Introduction: Sherfastava, the founder of Haksh, raised questions about the credibility of the gross domestic product in India and the recent inflation numbers, on the pretext that the government’s economic narration is “address management” instead of a reflection of the ground realism.
Body version: In a post on X (officially Twitter), Shrivastava wrote, “For the past few years, we have managed a huge address for our economy. The more important topics – such as reducing goods tax, services or external flow – but there is some glossy news that is delivered to you.
Shrivastava urged people not to take official numbers at the nominal value, but rather asking “basic questions” about whether the data is compatible with live experiences. He added: “On this day and this era, if you decide to be ostrich, then the joke is on you. This is not a criticism, then this is a fact.”
Anatomy of the latest data, shrivastava highlighting the separation between 8.8 % domestic GDP growth and 1 % inflation. Through the government formula, this means the rate of real GDP growth by 7.8 %. He questioned the ability of low infection for consumer prices in a country where home expenditures are clearly escalating.
“Do you really feel this way? If not, then the nominal GDP data is 8.8 % completely formed.” He acknowledged that inflation is not the same as the average gross domestic product, but he said he was using it as a substitute to simplify the concept of beginners.
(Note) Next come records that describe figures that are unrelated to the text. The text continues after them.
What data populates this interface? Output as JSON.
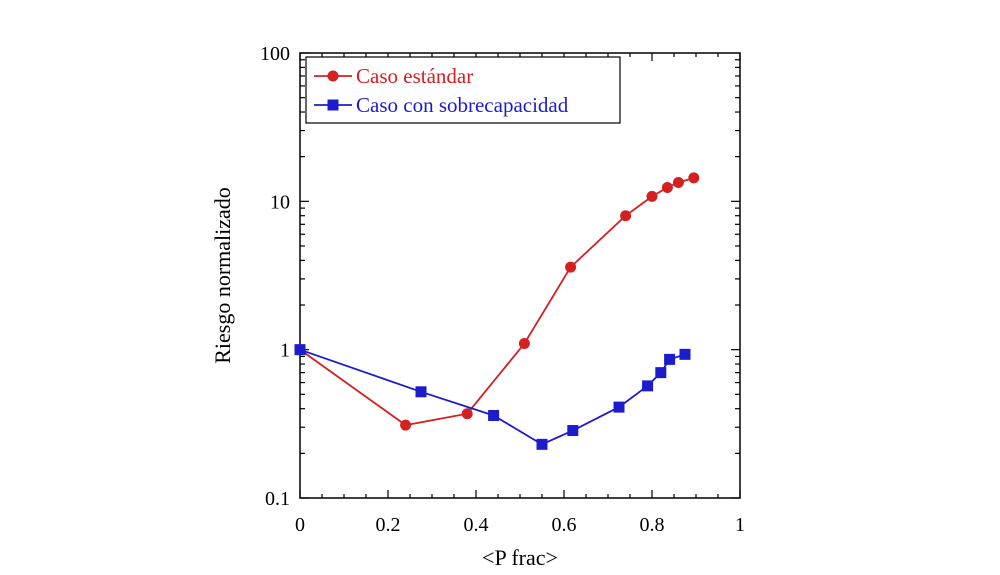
{
  "chart_data": {
    "type": "line",
    "title": "",
    "xlabel": "<P frac>",
    "ylabel": "Riesgo normalizado",
    "xlim": [
      0,
      1
    ],
    "ylim": [
      0.1,
      100
    ],
    "y_scale": "log",
    "x_ticks": [
      0,
      0.2,
      0.4,
      0.6,
      0.8,
      1
    ],
    "x_tick_labels": [
      "0",
      "0.2",
      "0.4",
      "0.6",
      "0.8",
      "1"
    ],
    "y_ticks": [
      0.1,
      1,
      10,
      100
    ],
    "y_tick_labels": [
      "0.1",
      "1",
      "10",
      "100"
    ],
    "grid": false,
    "legend_position": "top-left",
    "series": [
      {
        "name": "Caso estándar",
        "color": "#d42020",
        "marker": "circle",
        "x": [
          0,
          0.24,
          0.38,
          0.51,
          0.615,
          0.74,
          0.8,
          0.835,
          0.86,
          0.895
        ],
        "y": [
          1.0,
          0.31,
          0.37,
          1.1,
          3.6,
          8.0,
          10.8,
          12.4,
          13.4,
          14.4
        ]
      },
      {
        "name": "Caso con sobrecapacidad",
        "color": "#1c1ccc",
        "marker": "square",
        "x": [
          0,
          0.275,
          0.44,
          0.55,
          0.62,
          0.725,
          0.79,
          0.82,
          0.84,
          0.875
        ],
        "y": [
          1.0,
          0.52,
          0.36,
          0.23,
          0.285,
          0.41,
          0.57,
          0.7,
          0.86,
          0.93
        ]
      }
    ]
  }
}
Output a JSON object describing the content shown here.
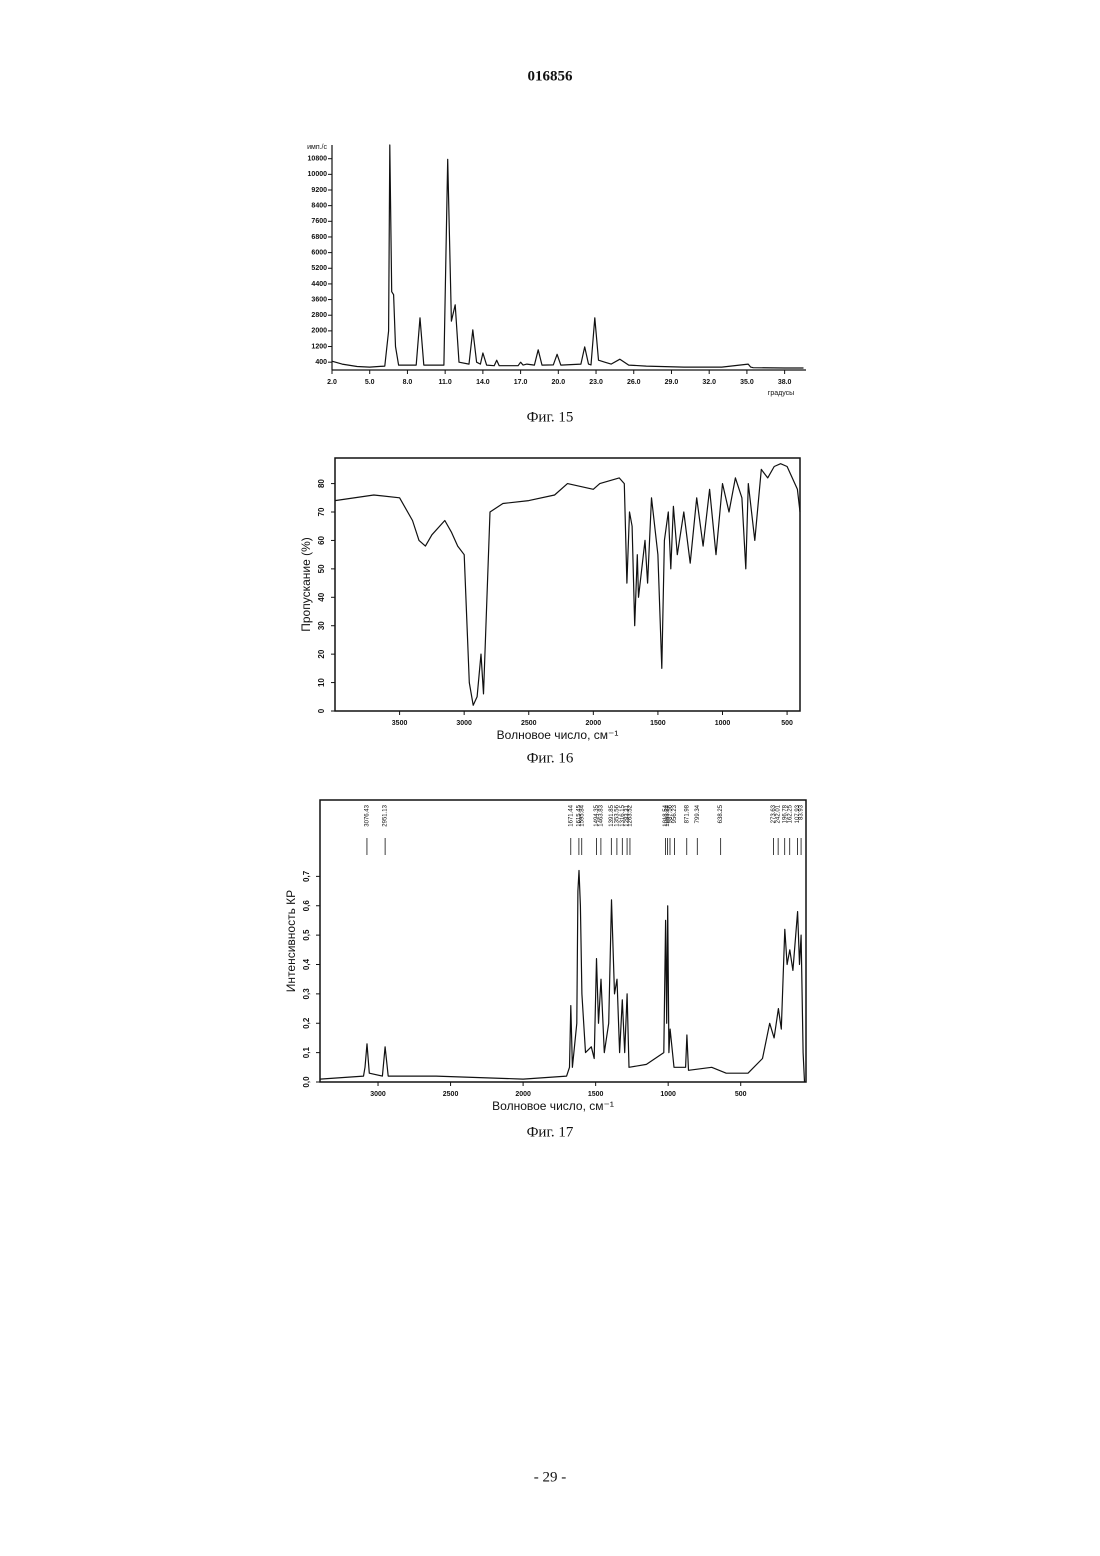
{
  "header": {
    "number": "016856"
  },
  "footer": {
    "page": "- 29 -"
  },
  "chart_data": [
    {
      "type": "line",
      "caption": "Фиг. 15",
      "ylabel": "имп./с",
      "xlabel": "градусы",
      "color": "#111",
      "x": [
        2,
        2.8,
        4,
        5,
        6.2,
        6.5,
        6.6,
        6.75,
        6.9,
        7.05,
        7.3,
        8.7,
        9.0,
        9.3,
        10.9,
        11.2,
        11.5,
        11.8,
        12.1,
        12.9,
        13.2,
        13.5,
        13.8,
        14.0,
        14.3,
        14.9,
        15.1,
        15.3,
        16.8,
        17.0,
        17.2,
        17.5,
        18.1,
        18.4,
        18.7,
        19.6,
        19.9,
        20.2,
        21.8,
        22.1,
        22.4,
        22.6,
        22.9,
        23.2,
        23.7,
        24.2,
        24.9,
        25.6,
        27,
        30,
        33,
        35.1,
        35.3,
        35.5,
        38,
        39.5
      ],
      "values": [
        450,
        300,
        180,
        150,
        200,
        2000,
        11500,
        4000,
        3850,
        1200,
        250,
        250,
        2670,
        250,
        250,
        10770,
        2500,
        3330,
        400,
        300,
        2050,
        400,
        300,
        870,
        250,
        220,
        500,
        220,
        220,
        400,
        250,
        300,
        250,
        1030,
        250,
        260,
        800,
        250,
        300,
        1180,
        300,
        260,
        2670,
        500,
        400,
        300,
        550,
        250,
        200,
        150,
        150,
        300,
        150,
        120,
        100,
        100
      ],
      "xlim": [
        2,
        39.7
      ],
      "ylim": [
        0,
        11500
      ],
      "xticks": [
        {
          "value": 2,
          "label": "2.0"
        },
        {
          "value": 5,
          "label": "5.0"
        },
        {
          "value": 8,
          "label": "8.0"
        },
        {
          "value": 11,
          "label": "11.0"
        },
        {
          "value": 14,
          "label": "14.0"
        },
        {
          "value": 17,
          "label": "17.0"
        },
        {
          "value": 20,
          "label": "20.0"
        },
        {
          "value": 23,
          "label": "23.0"
        },
        {
          "value": 26,
          "label": "26.0"
        },
        {
          "value": 29,
          "label": "29.0"
        },
        {
          "value": 32,
          "label": "32.0"
        },
        {
          "value": 35,
          "label": "35.0"
        },
        {
          "value": 38,
          "label": "38.0"
        }
      ],
      "yticks": [
        400,
        1200,
        2000,
        2800,
        3600,
        4400,
        5200,
        6000,
        6800,
        7600,
        8400,
        9200,
        10000,
        10800
      ]
    },
    {
      "type": "line",
      "caption": "Фиг. 16",
      "ylabel": "Пропускание (%)",
      "xlabel": "Волновое число, см⁻¹",
      "color": "#111",
      "x": [
        4000,
        3700,
        3500,
        3400,
        3350,
        3300,
        3250,
        3150,
        3100,
        3050,
        3000,
        2960,
        2930,
        2900,
        2870,
        2850,
        2800,
        2700,
        2500,
        2300,
        2200,
        2000,
        1950,
        1800,
        1760,
        1740,
        1720,
        1700,
        1680,
        1660,
        1650,
        1600,
        1580,
        1550,
        1500,
        1470,
        1450,
        1420,
        1400,
        1380,
        1350,
        1300,
        1250,
        1200,
        1150,
        1100,
        1050,
        1000,
        950,
        900,
        850,
        820,
        800,
        750,
        700,
        650,
        600,
        550,
        500,
        420,
        400
      ],
      "values": [
        74,
        76,
        75,
        67,
        60,
        58,
        62,
        67,
        63,
        58,
        55,
        10,
        2,
        5,
        20,
        6,
        70,
        73,
        74,
        76,
        80,
        78,
        80,
        82,
        80,
        45,
        70,
        65,
        30,
        55,
        40,
        60,
        45,
        75,
        55,
        15,
        60,
        70,
        50,
        72,
        55,
        70,
        52,
        75,
        58,
        78,
        55,
        80,
        70,
        82,
        75,
        50,
        80,
        60,
        85,
        82,
        86,
        87,
        86,
        78,
        70
      ],
      "xlim": [
        4000,
        400
      ],
      "ylim": [
        0,
        89
      ],
      "xticks": [
        3500,
        3000,
        2500,
        2000,
        1500,
        1000,
        500
      ],
      "yticks": [
        0,
        10,
        20,
        30,
        40,
        50,
        60,
        70,
        80
      ]
    },
    {
      "type": "line",
      "caption": "Фиг. 17",
      "ylabel": "Интенсивность КР",
      "xlabel": "Волновое число, см⁻¹",
      "color": "#111",
      "x": [
        3400,
        3100,
        3090,
        3076,
        3060,
        2970,
        2951,
        2930,
        2600,
        2000,
        1700,
        1680,
        1671,
        1660,
        1630,
        1622,
        1615,
        1605,
        1595,
        1570,
        1530,
        1510,
        1494,
        1480,
        1463,
        1440,
        1410,
        1391,
        1370,
        1353,
        1335,
        1316,
        1300,
        1283,
        1270,
        1150,
        1030,
        1018,
        1010,
        1003,
        995,
        987,
        960,
        880,
        871,
        860,
        700,
        600,
        450,
        350,
        300,
        270,
        240,
        220,
        196,
        180,
        162,
        140,
        108,
        95,
        84,
        70,
        60
      ],
      "values": [
        0.01,
        0.02,
        0.05,
        0.13,
        0.03,
        0.02,
        0.12,
        0.02,
        0.02,
        0.01,
        0.02,
        0.05,
        0.26,
        0.05,
        0.2,
        0.65,
        0.72,
        0.6,
        0.3,
        0.1,
        0.12,
        0.08,
        0.42,
        0.2,
        0.35,
        0.1,
        0.2,
        0.62,
        0.3,
        0.35,
        0.1,
        0.28,
        0.1,
        0.3,
        0.05,
        0.06,
        0.1,
        0.55,
        0.2,
        0.6,
        0.1,
        0.18,
        0.05,
        0.05,
        0.16,
        0.04,
        0.05,
        0.03,
        0.03,
        0.08,
        0.2,
        0.15,
        0.25,
        0.18,
        0.52,
        0.4,
        0.45,
        0.38,
        0.58,
        0.4,
        0.5,
        0.1,
        0
      ],
      "peak_labels": [
        3076.43,
        2951.13,
        1671.44,
        1615.45,
        1595.84,
        1494.35,
        1463.83,
        1391.85,
        1353.56,
        1316.15,
        1283.31,
        1263.52,
        1018.54,
        1003.84,
        987.56,
        956.23,
        871.98,
        799.34,
        638.25,
        273.63,
        242.01,
        196.78,
        162.25,
        107.93,
        83.93
      ],
      "xlim": [
        3400,
        50
      ],
      "ylim": [
        0,
        0.96
      ],
      "xticks": [
        3000,
        2500,
        2000,
        1500,
        1000,
        500
      ],
      "yticks": [
        {
          "value": 0,
          "label": "0,0"
        },
        {
          "value": 0.1,
          "label": "0,1"
        },
        {
          "value": 0.2,
          "label": "0,2"
        },
        {
          "value": 0.3,
          "label": "0,3"
        },
        {
          "value": 0.4,
          "label": "0,4"
        },
        {
          "value": 0.5,
          "label": "0,5"
        },
        {
          "value": 0.6,
          "label": "0,6"
        },
        {
          "value": 0.7,
          "label": "0,7"
        }
      ]
    }
  ]
}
Capi number 1.55 % “completely doubtful”, Shrivastava suggested that the only way that can be explained is whether a large part of the population consumption is covered with feedback or free gifts, or isolated from the escalation of prices. “But again, this will not constitute part of the consumer price index. So CPI is 1.55 % meaningless,” he pointed out.
The Indian economy showed strong growth in the first quarter of the fiscal year 2025-26 (the first quarter of the fiscal year 2025-26), as mentioned by the Ministry of Statistics and the implementation of the program (MOSPI). The country’s real gross domestic product expanded by 7.8 % compared to 6.5 % in the first quarter of the fiscal year 2024-25, reflecting the flexibility and strength of the various sectors. The impressive performance was largely driven by the prosperous growth in the services sector, which witnessed a remarkable growth of 9.3 % in the quarter.